Pictou

Picton Castle sailed out the long fjord-like river from Sydney on Monday morning with our Sydney harbour (and all of Cape Breton) pilot, Captain MacKelvie, aboard. All in a flat calm. We would have sailed the night before but we could not get the required pilot to take us out. Pictou, the next port on our Tall Ships tour of Nova Scotia, was 200 nautical miles away. Some of the ships in the fleet had chosen to sail through the Bras D’Or lakes in Cape Breton, some, like us, who have rigs too tall for the high tension wires over the lakes, would be heading around Cape North, the tippy-top of Cape Breton and Nova Scotia and along the northwest coast of Cape Breton Island. It was a bit foggy as we rounded the Cape, but shortly after the skies cleared we were amazed by the beauty of the coastline. Giant cliffs rising out of the sea, heavily forested hills, sections of shale that looked like they were sliding into the ocean, even a long and narrow waterfall. Most of the land we saw is uninhabited, except for the occasional farm or small village. Breathtakingly gorgeous in the summer, probably a difficult place to live in the harsh winter conditions they must experience here.
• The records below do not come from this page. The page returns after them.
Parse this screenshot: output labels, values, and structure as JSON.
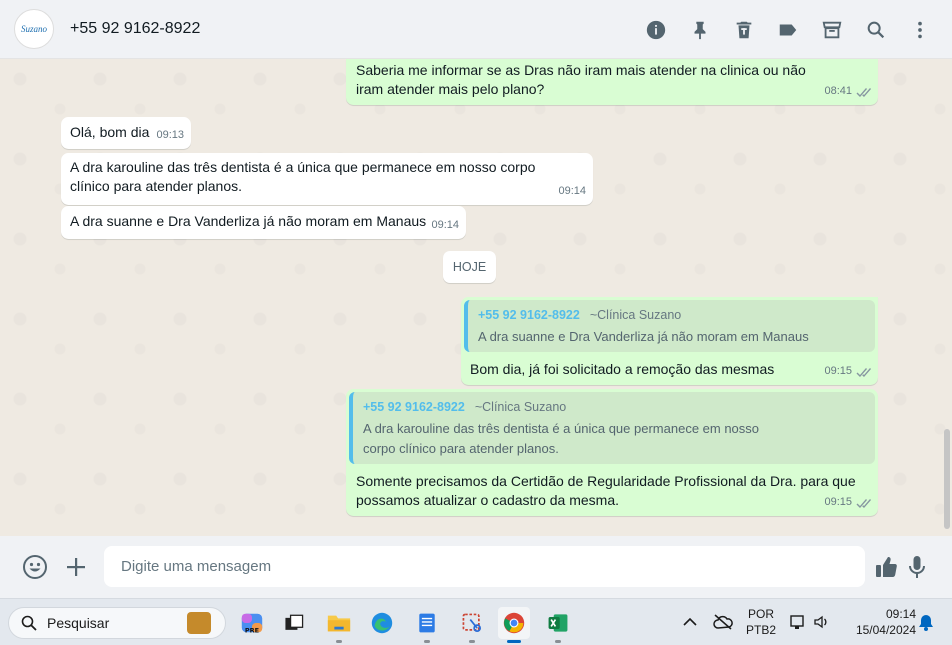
{
  "header": {
    "avatar_text": "Suzano",
    "contact_name": "+55 92 9162-8922",
    "icons": [
      "info-icon",
      "pin-icon",
      "delete-icon",
      "label-icon",
      "archive-icon",
      "search-icon",
      "menu-icon"
    ]
  },
  "messages": [
    {
      "dir": "out",
      "text": "Saberia me informar se as Dras não iram mais atender na clinica ou não iram atender mais pelo plano?",
      "time": "08:41",
      "read": true
    },
    {
      "dir": "in",
      "text": "Olá, bom dia",
      "time": "09:13"
    },
    {
      "dir": "in",
      "text": "A dra karouline das três dentista é a única que permanece em nosso corpo clínico para atender planos.",
      "time": "09:14"
    },
    {
      "dir": "in",
      "text": "A dra suanne e Dra Vanderliza já não moram em Manaus",
      "time": "09:14"
    },
    {
      "dir": "out",
      "quote": {
        "author": "+55 92 9162-8922",
        "alias": "~Clínica Suzano",
        "text": "A dra suanne e Dra Vanderliza já não moram em Manaus"
      },
      "text": "Bom dia, já foi solicitado a remoção das mesmas",
      "time": "09:15",
      "read": true
    },
    {
      "dir": "out",
      "quote": {
        "author": "+55 92 9162-8922",
        "alias": "~Clínica Suzano",
        "text": "A dra karouline das três dentista é a única que permanece em nosso corpo clínico para atender planos."
      },
      "text": "Somente precisamos da  Certidão de Regularidade Profissional da Dra. para que possamos atualizar o cadastro da mesma.",
      "time": "09:15",
      "read": true
    }
  ],
  "day_divider": "HOJE",
  "composer": {
    "placeholder": "Digite uma mensagem"
  },
  "taskbar": {
    "search_label": "Pesquisar",
    "apps": [
      "copilot-icon",
      "task-view-icon",
      "file-explorer-icon",
      "edge-icon",
      "notepad-icon",
      "snipping-tool-icon",
      "chrome-icon",
      "excel-icon"
    ],
    "lang_top": "POR",
    "lang_bottom": "PTB2",
    "time": "09:14",
    "date": "15/04/2024"
  },
  "colors": {
    "out_bubble": "#d9fdd3",
    "in_bubble": "#ffffff",
    "quote_author": "#53bdeb",
    "chat_bg": "#efeae2"
  }
}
We sailed into Pictou at 2:00 on Tuesday afternoon with a big crowd on the wharf to welcome us in and within an hour, we had the ship tied up and ready to open for deck tours. I have been amazed by the number of people who come out to see the ship in these small Nova Scotia towns. Some are repeat visitors, having seen the ships in Halifax a few weeks ago or in previous years, some are new to tall ships, having never been aboard before. There’s something about these ships that excites people and wraps them up in the idea of sailing, ships, the sea and adventure. Maybe it’s the heritage angle as once upon a time these small ports were regularly serviced by schooners and square-riggers about the size of the Picton Castle.
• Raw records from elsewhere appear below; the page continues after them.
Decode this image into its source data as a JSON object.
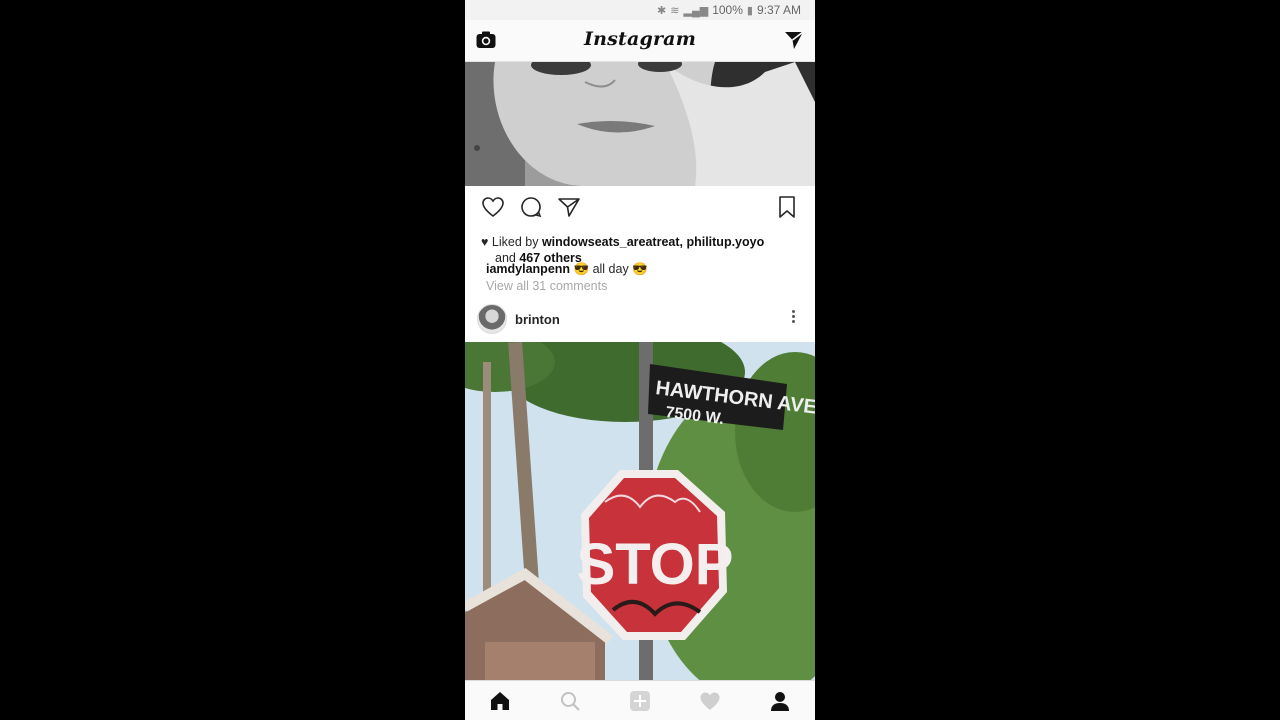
{
  "status_bar": {
    "bluetooth_icon": "bluetooth-icon",
    "wifi_icon": "wifi-icon",
    "signal_icon": "signal-icon",
    "battery_percent": "100%",
    "battery_icon": "battery-icon",
    "time": "9:37 AM"
  },
  "app_bar": {
    "title": "Instagram"
  },
  "post1": {
    "liked_by_prefix": "Liked by",
    "liked_users": "windowseats_areatreat, philitup.yoyo",
    "and_text": "and",
    "others": "467 others",
    "caption_user": "iamdylanpenn",
    "caption_text": "😎 all day 😎",
    "view_comments": "View all 31 comments"
  },
  "post2": {
    "username": "brinton",
    "image_alt": "street sign photo"
  },
  "photo_text": {
    "street_sign_line1": "HAWTHORN AVE.",
    "street_sign_line2": "7500 W.",
    "stop": "STOP"
  },
  "colors": {
    "stop_red": "#c8323a",
    "sign_black": "#1c1c1c",
    "tree_green": "#6a9a4a",
    "bg": "#000000"
  }
}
Pictou is home to its own tall ship, Hector, a replica of the original ship which brought the first Scottish settlers to Nova Scotia from Scotland in 1773. The original ship was built earlier in the 1700s, so she was an older type ship when she left Scotland for the New World, bringing people who were looking for new business opportunities, particularly in the forestry industry. They were also motivated by the idea of owning their own land and getting away from a tough life in Scotland. The replica was built over a period of about seven years, about ten years ago. Captain Moreland was chief rigger in 2003, getting the ship rigged up as you see her today. Hector was blown onto the rocks in Hurricane Juan in 2004, and again had drama in 2007 when one of her masts was struck by lightning. Hector is tied up at the Hector Heritage Quay, which also has an interpretation centre, a blacksmith shop, a carpentry shop and a small gift shop. Captain Moreland says she is one of the best replica / display ships anywhere.

The organizers of the Tall Ships event in Pictou hosted a breakfast for the crew on Wednesday morning at the Hector Heritage Quay. The food was great and our crew was joined by the mayor of Pictou, who introduced himself simply as Joe. As the morning went on, Joe mentioned that a woman from Pictou had sailed on Picton Castle. Mary Anne was shipmates with of a few of us aboard, and Donald and Ben mentioned to Joe that they had tried, unsuccessfully, to get in touch with her. Joe knew exactly where Mary Anne lives and drove Donald and Ben to her house. Imagine Mary Anne’s surprise when, at 8:15 in the morning, two old shipmates and the mayor turned up at her front door.

On Thursday morning, it was time to get underway and sail from Pictou to Pugwash, the next and final stop on our Tall Ships tour of Nova Scotia. The wind was good and strong on Thursday morning, making it a great day for sailing. All of the ships got off the dock, one after another, and hoisted their sails to parade out of the harbour. We parted ways here with Amistad, as they headed back towards the USA to continue on with their program. Sail were set up to the t’gallants and the helmsmen steered full and by as we sailed up the Northumberland Strait along with Pride of Baltimore II, Roseway and Mist of Avalon.